Singing answers in the wind
The students sang the Bob Dylan refrain, along with the guitarist-singer on the stage: ‘the answer, my friend, is blowin’ in the wind’. The stage, the students could see, as they sat on the carpeted floor, was made from their study desks. On the stage she was alone, with a dobro-guitar, in white pants and shirt, singing the Bob Dylan number, swaying a bit and saying a lot about American classical music. They listened, yodeled along as the ‘musical journey’ went on, clapped deafeningly at the end of the show and mobbed her just out of praise. The musician-Ruth Wyand- stood ‘blown in the wind’.
Ruth was in Jahra on Thursday. At Kuwait Bilingual School, the students for the first time were introduced to history of American music: country, blue, rock, jazz, they had it all. The pop hall of fame from history books came unfolding: Stephen Foster, WC Handy, Bessie Smith, Jimmy Rogers, Billie Holiday, jimi Hendrix, Bill Monroe, Hank Williams, Johnny Cash, Patsy Cline, Bob Dylan and of course the king of rock and roll Elvis Presley.
Ruth, guitarist, songwriter and singer, hailing from North Carolina and runs Carolinian Music School for three years, admits her musical journey to introduce American classical music stems from ‘an urge to do something meaningful to our tradition’. She questions why history books portray only Beethoven, Mozart et al and why not American classicist. Ruth has a degree in music from Stockton University, New Jersey and has not been happy about what the world actually knows about the culture of music and how culture and music are interrelated. “The African-American slave music has its own culture, history and spirituality, so as Arabic, Indian and Brazilian music,”, she said. In most of the music cultures, she added, rhythm is the base from which sprouts the tree of music and rhythm takes us back to our primitive roots.
The show, at Jahra school, was a miniature history of music with audio-video aids. Chris Creighton, Ruth’s husband as part of the team did the video presentation of musicians as Ruth introduced them. She sang a number of each musician as the ‘lesson’ advanced to the present day music. She taught the students new words like yodeling as she made the kids to ‘hey-hoo’ with her and encouraged the audience to scat singing or singing at random.

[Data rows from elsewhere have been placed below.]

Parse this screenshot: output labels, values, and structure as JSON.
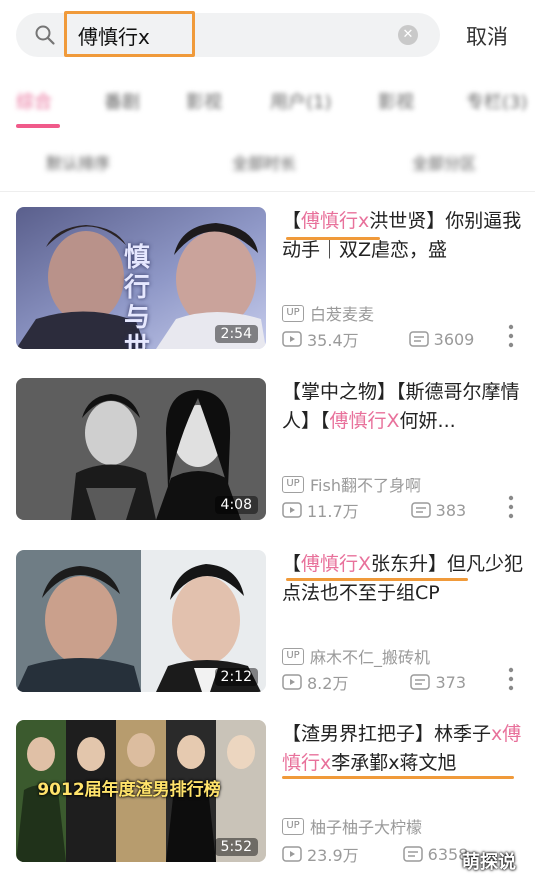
{
  "search": {
    "query": "傅慎行x",
    "cancel_label": "取消"
  },
  "tabs": [
    {
      "label": "综合",
      "active": true
    },
    {
      "label": "番剧",
      "active": false
    },
    {
      "label": "影视",
      "active": false
    },
    {
      "label": "用户(1)",
      "active": false
    },
    {
      "label": "影视",
      "active": false
    },
    {
      "label": "专栏(3)",
      "active": false
    }
  ],
  "filters": [
    {
      "label": "默认排序"
    },
    {
      "label": "全部时长"
    },
    {
      "label": "全部分区"
    }
  ],
  "videos": [
    {
      "title_pre": "【",
      "title_hl": "傅慎行x",
      "title_post": "洪世贤】你别逼我动手｜双Z虐恋，盛",
      "author": "白茇麦麦",
      "views": "35.4万",
      "danmaku": "3609",
      "duration": "2:54",
      "thumb_caption": "慎行与世"
    },
    {
      "title_pre": "【掌中之物】【斯德哥尔摩情人】【",
      "title_hl": "傅慎行X",
      "title_post": "何妍...",
      "author": "Fish翻不了身啊",
      "views": "11.7万",
      "danmaku": "383",
      "duration": "4:08",
      "thumb_caption": ""
    },
    {
      "title_pre": "【",
      "title_hl": "傅慎行X",
      "title_post": "张东升】但凡少犯点法也不至于组CP",
      "author": "麻木不仁_搬砖机",
      "views": "8.2万",
      "danmaku": "373",
      "duration": "2:12",
      "thumb_caption": ""
    },
    {
      "title_pre": "【渣男界扛把子】林季子",
      "title_hl": "x傅慎行x",
      "title_post": "李承鄞x蒋文旭",
      "author": "柚子柚子大柠檬",
      "views": "23.9万",
      "danmaku": "6358",
      "duration": "5:52",
      "thumb_caption": "9012届年度渣男排行榜"
    }
  ],
  "watermark": "萌探说",
  "colors": {
    "accent_pink": "#e8719b",
    "annotation_orange": "#f09a3a"
  }
}
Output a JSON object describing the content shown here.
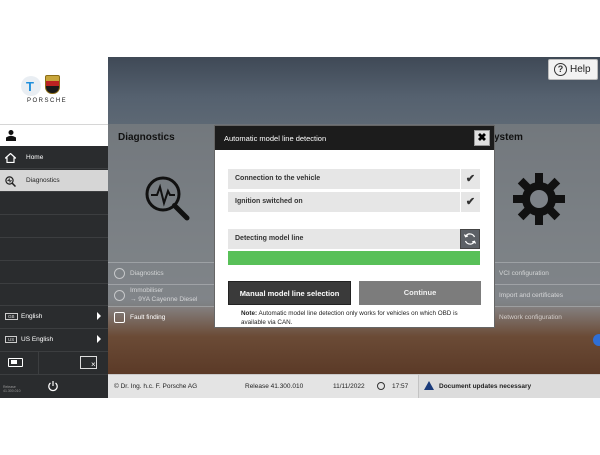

“The new generation wants to learn a music instrument as they perform”, she said, taking examples from her music school at Kitty Hawk, North Carolina. “Today the world is open to anybody who wants to learn anything and one way why the world is small because we all share music”, she beamed as she plucked on her dobro and made the whining sound with her little finger and the bottle neck on it.
Ruth thanks the US Embassy in Kuwait for making this trip possible for her to come to Kuwait and share the cultural exchange. “When I’m going back I’m going to do a fusion of Arabic music and the western”, she said.